Datum uitspraak: 14 december 2005
AFDELING
BESTUURSRECHTSPRAAK
Uitspraak op de hoger beroepen van:
1.    [appellant sub 1], wonend te Arnhem,
2.    [appellanten sub 2], wonend te Arnhem,
tegen de uitspraak in zaak no. AWB 04/1002, 04/1059 en 04/1091 van de rechtbank Arnhem van 5 januari 2005 in het geding tussen:
1.    appellanten
2.    [wederpartijen]
en
het college van burgemeester en wethouders van Arnhem.
1.    Procesverloop
Bij besluit van 3 december 2003 heeft het college van burgemeester en wethouders van Arnhem (hierna: het college) aan [vergunninghouder] vrijstelling als bedoeld in artikel 19, tweede lid, van de Wet op de Ruimtelijke Ordening (hierna: de WRO) en bouwvergunning verleend voor de uitbreiding van een sportschool / aerobicstudio door verbouw van de schuur en de aanleg van een verbinding tussen de schuur en het woonhuis, gelegen aan de [locatie], kadastraal bekend Gemeente Arnhem, sectie […] nr. […] (hierna: het perceel).
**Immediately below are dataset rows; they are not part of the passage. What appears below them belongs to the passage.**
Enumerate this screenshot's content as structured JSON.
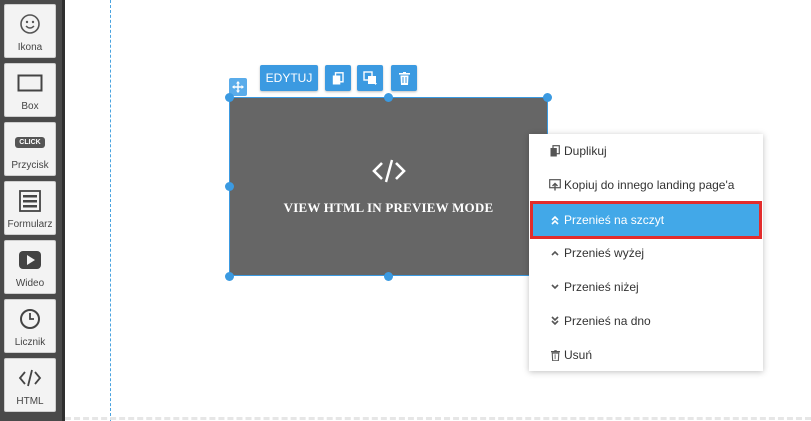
{
  "sidebar": {
    "items": [
      {
        "label": "Ikona",
        "icon": "smiley-icon"
      },
      {
        "label": "Box",
        "icon": "box-icon"
      },
      {
        "label": "Przycisk",
        "icon": "click-button-icon",
        "badge": "CLICK"
      },
      {
        "label": "Formularz",
        "icon": "form-icon"
      },
      {
        "label": "Wideo",
        "icon": "video-play-icon"
      },
      {
        "label": "Licznik",
        "icon": "clock-icon"
      },
      {
        "label": "HTML",
        "icon": "code-icon"
      }
    ]
  },
  "toolbar": {
    "edit_label": "EDYTUJ",
    "icons": [
      "copy-icon",
      "layers-icon",
      "trash-icon"
    ]
  },
  "widget": {
    "caption": "VIEW HTML IN PREVIEW MODE",
    "icon": "code-icon"
  },
  "context_menu": {
    "items": [
      {
        "label": "Duplikuj",
        "icon": "duplicate-icon"
      },
      {
        "label": "Kopiuj do innego landing page'a",
        "icon": "copy-to-page-icon"
      },
      {
        "label": "Przenieś na szczyt",
        "icon": "double-chevron-up-icon",
        "active": true
      },
      {
        "label": "Przenieś wyżej",
        "icon": "chevron-up-icon"
      },
      {
        "label": "Przenieś niżej",
        "icon": "chevron-down-icon"
      },
      {
        "label": "Przenieś na dno",
        "icon": "double-chevron-down-icon"
      },
      {
        "label": "Usuń",
        "icon": "trash-icon"
      }
    ]
  },
  "colors": {
    "accent": "#3b9ae1",
    "menu_active": "#42a8e8",
    "highlight_border": "#e32c2c",
    "sidebar_bg": "#4a4a4a",
    "widget_bg": "#666666"
  }
}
Bij onderscheidenlijke besluiten van 16 april 2004 heeft het college de daartegen door appellanten gemaakte bezwaren gegrond verklaard doch de verleende vrijstelling alsmede de bouwvergunning met een verdere uitwerking van de ruimtelijke onderbouwing en onder nader genoemde voorwaarden in stand gelaten, met dien verstande dat de algemene verklaring van geen bezwaar van gedeputeerde staten zoals neergelegd in de brief van 27 januari 2004 aan de vrijstelling ten grondslag wordt gelegd.
Bij uitspraak van 5 januari 2005, verzonden op dezelfde dag, heeft de rechtbank Arnhem (hierna: de rechtbank), voor zover thans van belang, de daartegen door appellanten ingestelde beroepen ongegrond verklaard. Deze uitspraak is aangehecht.
Tegen deze uitspraak hebben appellant sub 1 bij brief van 15 februari 2005, bij de Raad van State ingekomen op dezelfde dag, en appellanten sub 2 bij brief van 16 februari 2005, bij de Raad van State ingekomen op 17 februari 2005, hoger beroep ingesteld. Appellant sub 1 heeft zijn hoger beroep aangevuld bij brief van 31 maart 2005. Appellanten sub 2 hebben hun hoger beroep aangevuld bij brief van 17 maart 2005. Appellanten hebben hun hogere beroepen verder aangevuld bij gezamenlijke brief van 17 mei 2005. Deze brieven zijn aangehecht.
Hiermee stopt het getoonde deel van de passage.